SOUTH JORDAN — Just over two years ago, Teresa Wang and her three children — Jill, 23; Christian, 20; and Cole, 20 — simultaneously embarked on missions for The Church of Jesus Christ of Latter-day Saints.

Now, after returning from their respective missions, the Wangs are grateful for those who made it possible for them to serve at the same time and for the lessons they learned.

"Just knowing that we all gained that knowledge and were able to come home having served honorable missions is a great strength because, for me, I know that what we did is the right thing, even though it seemed impossible at first," Christian Wang said.

As her children approached the age at which they could serve, Teresa Wang was ecstatic. But then, reflecting on her LDS mission to Japan in her youth, she began to consider serving another mission, and she couldn't shake the idea.

Members of their stake helped the Wangs cover the financial costs. The family was also supported by Teresa Wang's parents, whom she and her children had lived with since her divorce when Christian and Cole were 3 months old. Teresa Wang's parents were the missionaries' emergency contacts and home base while they served.

The family's dream of serving together became a reality in April 2013 when Teresa Wang, Jill Wang, and twins Christian and Cole Wang received their mission calls. In August 2013, Teresa Wang left for the Polynesian Culture Center in Honolulu for 18 months; Jill Wang left for the Mormon Battalion Historic Center in the California San Diego California Mission, Mandarin speaking, for 18 months; Christian Wang departed for his two-year mission to the Canada Vancouver Mission, English speaking; and Cole Wang served in the Mexico City Southeast Mission, Spanish speaking, for two years.

Serving simultaneously helped the family members cope as they experienced emotional highs and lows.

"It’s kind of inevitable that some missionaries get homesick, so when those moments came for me, it was kind of on a reduced level because I knew they were all out there doing the same thing," Cole Wang said. "I didn’t have as much of an incentive to be homesick because they weren’t at home either."

The Wangs communicated through weekly emails and found comfort in each other's mission experiences.

"The fact that all of us were serving kind of provided a different insight to the work ... because we would ask each other about things that they were going through in their own missions, what works for them," Christian Wang said. "It was helpful because we could use those ideas when we needed them."

Although Teresa Wang helped her children prepare for their missions before they left, she provided a different kind of support as she served a mission herself.
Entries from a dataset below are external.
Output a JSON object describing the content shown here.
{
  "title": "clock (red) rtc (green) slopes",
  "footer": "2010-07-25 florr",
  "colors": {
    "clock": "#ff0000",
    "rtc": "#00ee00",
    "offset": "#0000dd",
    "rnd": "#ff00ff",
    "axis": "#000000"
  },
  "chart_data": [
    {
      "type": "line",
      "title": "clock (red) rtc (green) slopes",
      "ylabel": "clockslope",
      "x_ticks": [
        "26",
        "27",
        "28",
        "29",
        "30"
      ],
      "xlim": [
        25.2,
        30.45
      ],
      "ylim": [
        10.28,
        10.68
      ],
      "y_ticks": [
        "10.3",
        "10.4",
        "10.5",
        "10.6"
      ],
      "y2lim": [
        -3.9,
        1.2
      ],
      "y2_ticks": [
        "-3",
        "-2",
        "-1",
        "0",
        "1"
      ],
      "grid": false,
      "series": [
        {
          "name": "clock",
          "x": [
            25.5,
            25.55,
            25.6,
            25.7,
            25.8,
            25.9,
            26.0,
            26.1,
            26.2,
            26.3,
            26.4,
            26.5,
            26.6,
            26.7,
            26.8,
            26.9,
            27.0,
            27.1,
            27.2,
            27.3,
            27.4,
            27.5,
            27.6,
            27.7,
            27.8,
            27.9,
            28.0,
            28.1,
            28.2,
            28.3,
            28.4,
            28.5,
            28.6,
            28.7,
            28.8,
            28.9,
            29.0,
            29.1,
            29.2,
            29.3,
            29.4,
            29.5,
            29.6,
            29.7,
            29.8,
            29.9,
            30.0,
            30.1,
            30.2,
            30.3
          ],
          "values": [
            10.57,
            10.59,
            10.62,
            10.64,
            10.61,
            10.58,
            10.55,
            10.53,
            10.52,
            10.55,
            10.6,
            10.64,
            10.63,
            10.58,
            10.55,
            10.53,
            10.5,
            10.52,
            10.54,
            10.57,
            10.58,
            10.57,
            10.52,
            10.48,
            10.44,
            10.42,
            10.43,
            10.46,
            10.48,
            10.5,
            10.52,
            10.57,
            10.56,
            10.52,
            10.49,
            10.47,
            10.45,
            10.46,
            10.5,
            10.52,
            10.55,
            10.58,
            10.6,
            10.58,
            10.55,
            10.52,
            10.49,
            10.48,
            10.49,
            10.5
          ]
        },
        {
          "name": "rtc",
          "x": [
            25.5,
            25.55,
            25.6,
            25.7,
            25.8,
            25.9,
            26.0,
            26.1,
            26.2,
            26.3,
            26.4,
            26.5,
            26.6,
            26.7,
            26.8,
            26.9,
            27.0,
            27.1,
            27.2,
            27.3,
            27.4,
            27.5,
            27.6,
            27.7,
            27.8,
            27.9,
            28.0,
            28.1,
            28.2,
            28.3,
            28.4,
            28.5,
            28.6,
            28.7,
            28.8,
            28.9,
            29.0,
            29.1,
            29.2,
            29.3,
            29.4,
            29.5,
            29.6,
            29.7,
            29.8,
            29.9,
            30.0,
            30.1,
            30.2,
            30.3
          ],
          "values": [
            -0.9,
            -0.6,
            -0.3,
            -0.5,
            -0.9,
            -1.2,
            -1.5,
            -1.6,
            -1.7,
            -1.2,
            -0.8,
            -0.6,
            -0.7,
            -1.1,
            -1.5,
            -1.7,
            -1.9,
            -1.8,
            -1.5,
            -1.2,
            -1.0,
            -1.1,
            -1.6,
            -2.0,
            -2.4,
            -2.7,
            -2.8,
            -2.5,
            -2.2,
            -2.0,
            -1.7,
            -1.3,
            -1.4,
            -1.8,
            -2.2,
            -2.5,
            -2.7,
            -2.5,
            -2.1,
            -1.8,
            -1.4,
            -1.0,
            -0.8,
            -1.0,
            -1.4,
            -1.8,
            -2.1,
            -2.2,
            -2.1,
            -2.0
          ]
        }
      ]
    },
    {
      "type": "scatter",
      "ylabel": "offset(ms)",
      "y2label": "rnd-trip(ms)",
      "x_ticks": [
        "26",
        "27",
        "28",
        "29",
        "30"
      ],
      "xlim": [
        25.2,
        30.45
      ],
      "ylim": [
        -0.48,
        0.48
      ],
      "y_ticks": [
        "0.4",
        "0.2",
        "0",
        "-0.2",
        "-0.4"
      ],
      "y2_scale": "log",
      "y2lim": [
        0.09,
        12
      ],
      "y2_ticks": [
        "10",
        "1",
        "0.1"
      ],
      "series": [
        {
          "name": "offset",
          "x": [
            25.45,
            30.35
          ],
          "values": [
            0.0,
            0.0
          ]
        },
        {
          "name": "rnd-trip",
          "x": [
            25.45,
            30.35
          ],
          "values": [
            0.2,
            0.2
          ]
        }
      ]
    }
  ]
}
"It was very helpful to have my mom because she really did help me a lot during the hard times of my mission," Jill Wang said. "I think her being in another (visitors) center, like me, helped make our experiences very relatable, so she was a huge help."

Before she and her children departed, Teresa Wang focused on the joy her family would experience over the next two years. But as they all served, she found that the challenges helped her grown closer to her children.

"For me, I was so excited to serve a mission with them, and in my mind, I just had this naive little thought that 'Oh, they’ll just be having fun,'" Teresa Wang said. "Missions, they really stretch you, emotionally, spiritually, in every aspect. It really makes you rely on Heavenly Father. I think it really strengthened our relationship because I was able to help them on a deeper level."

In addition to their weekly email communication, the Wang family members were also able to video chat with each other on Mother's Day and Christmas. They scheduled their chats around each other's time zones so they could all talk at once and include their grandparents back home in Utah.

"I think the fact that we could all just make it work at the same time was incredible," Jill Wang said. "That was a real blessing to be able to make it work, especially with the different time zones."

Now that all four missionaries have returned, they continue to support each other as they adjust to everyday life and maintain the habits they developed on their missions.

"It’s very common, very frequent now that you hear somebody in a conversation talking about one of those four people’s missions," Cole Wang said. "But the biggest blessing isn’t of being a stronger family afterward; I mean, yes, I consider that a blessing, but the biggest blessing is being able to go out as a family in the first place."